A charge $+q$ is fixed at each of the points $x=x_0$ , $x=3x_0$, $x=5x_0$. . . . . $\infty$ on the x - axis and a charge $-q$ is fixed at each of the points $x=2x_0,x=4x_0,x=6x_0$......$\infty$. Here $x_0$ is a positive constant.

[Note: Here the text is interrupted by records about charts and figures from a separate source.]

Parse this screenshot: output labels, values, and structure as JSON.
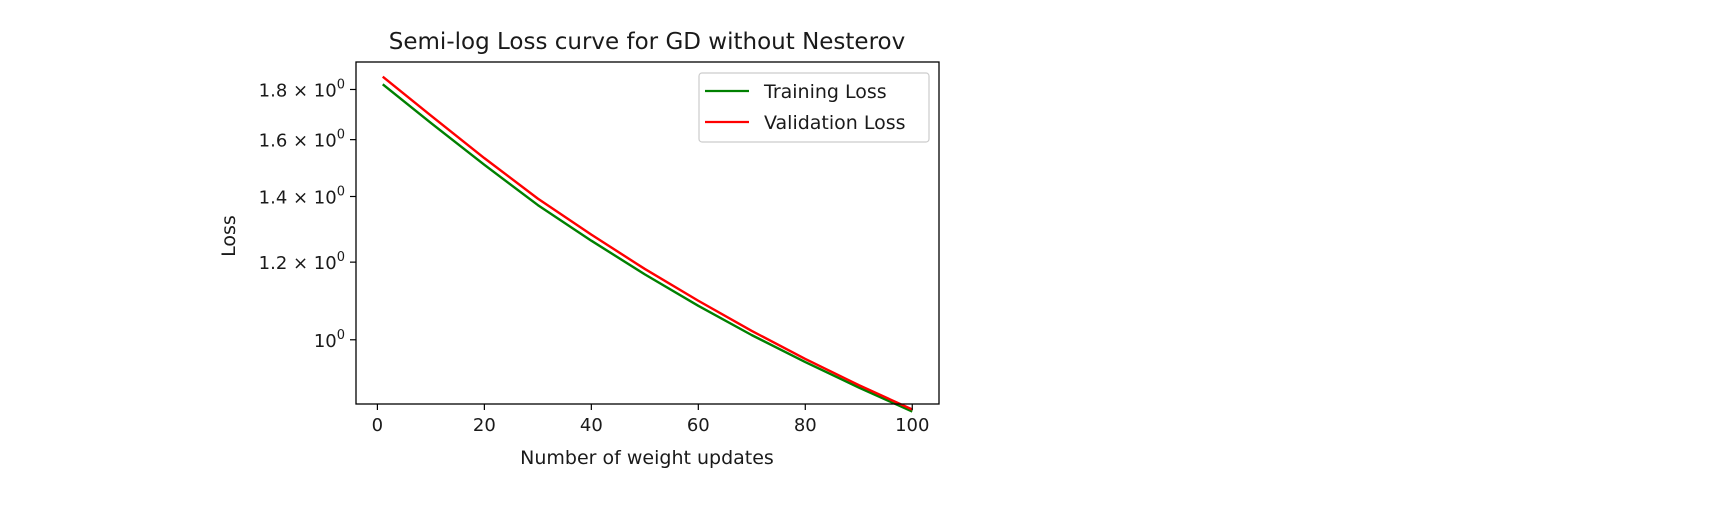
{
  "chart_data": {
    "type": "line",
    "title": "Semi-log Loss curve for GD without Nesterov",
    "xlabel": "Number of weight updates",
    "ylabel": "Loss",
    "yscale": "log",
    "xlim": [
      -4,
      105
    ],
    "ylim": [
      0.86,
      1.92
    ],
    "grid": false,
    "legend_placement": "top-right",
    "x_ticks": [
      0,
      20,
      40,
      60,
      80,
      100
    ],
    "y_ticks": [
      {
        "value": 1.8,
        "mantissa": "1.8",
        "exponent": "0"
      },
      {
        "value": 1.6,
        "mantissa": "1.6",
        "exponent": "0"
      },
      {
        "value": 1.4,
        "mantissa": "1.4",
        "exponent": "0"
      },
      {
        "value": 1.2,
        "mantissa": "1.2",
        "exponent": "0"
      },
      {
        "value": 1.0,
        "mantissa": "10",
        "exponent": "0"
      }
    ],
    "x": [
      1,
      10,
      20,
      30,
      40,
      50,
      60,
      70,
      80,
      90,
      100
    ],
    "series": [
      {
        "name": "Training Loss",
        "color": "#008000",
        "values": [
          1.822,
          1.664,
          1.508,
          1.372,
          1.262,
          1.166,
          1.083,
          1.011,
          0.949,
          0.894,
          0.845
        ]
      },
      {
        "name": "Validation Loss",
        "color": "#ff0000",
        "values": [
          1.855,
          1.693,
          1.532,
          1.393,
          1.28,
          1.181,
          1.096,
          1.021,
          0.956,
          0.899,
          0.849
        ]
      }
    ]
  }
}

Take the electric potential at a point due to a charge $Q$ at a distance $r$ from it to be $\frac{Q}{4\pi {ϵ}_{0}r}$. Then the potential at the origin due to the above system of charges is:

• A. $0$
• B. $\frac{q}{8\pi {ϵ}_0{x}_0\ln 2}$
• C. $\infty$
• D. $\frac{q\ln 2}{4\pi {\epsilon }_0{x}_0}$

Answer 1

The correct option is D $\frac{q\ln 2}{4\pi {\epsilon }_0{x}_0}$

Given potential at a distance r is $=\frac{q}{4\pi {\epsilon }_{0}r.}$

Now total potential at origin due to +q charges are

$=(\frac{q}{4\pi {\epsilon }_0{x}_0}+\frac{q}{4\pi {\epsilon }_0\left(3x_0\right)}+\frac{q}{4\pi {\epsilon }_0\left(5x_0\right)}+-----------)$

$=\frac{q}{4\pi {\epsilon }_0{x}_0}(1+\frac{1}{3}+\frac{1}{5}+-------)$

Total potential due to -q charges at origin is

$=\frac{-q}{4\pi {\epsilon }_0{x}_0}(\frac{1}{2}+\frac{1}{4}+\frac{1}{6}+-----)$

Now total $P=\frac{q}{4\pi {\epsilon }_0{x}_0}(1-\frac{1}{2}+\frac{1}{3}-\frac{1}{4}+\frac{1}{5}-\frac{1}{6}-----)$
we know

$ln(1+x)=x-\frac{x^2}{2}+\frac{x^3}{3}-\frac{x^4}{4}+------$

$\therefore ln\left(2\right)=1-\frac{1}{2}+\frac{1}{3}-\frac{1}{4}+-----$

$\therefore \text{total potential}=\frac{qln2}{4\pi {\epsilon }_0{x}_0}$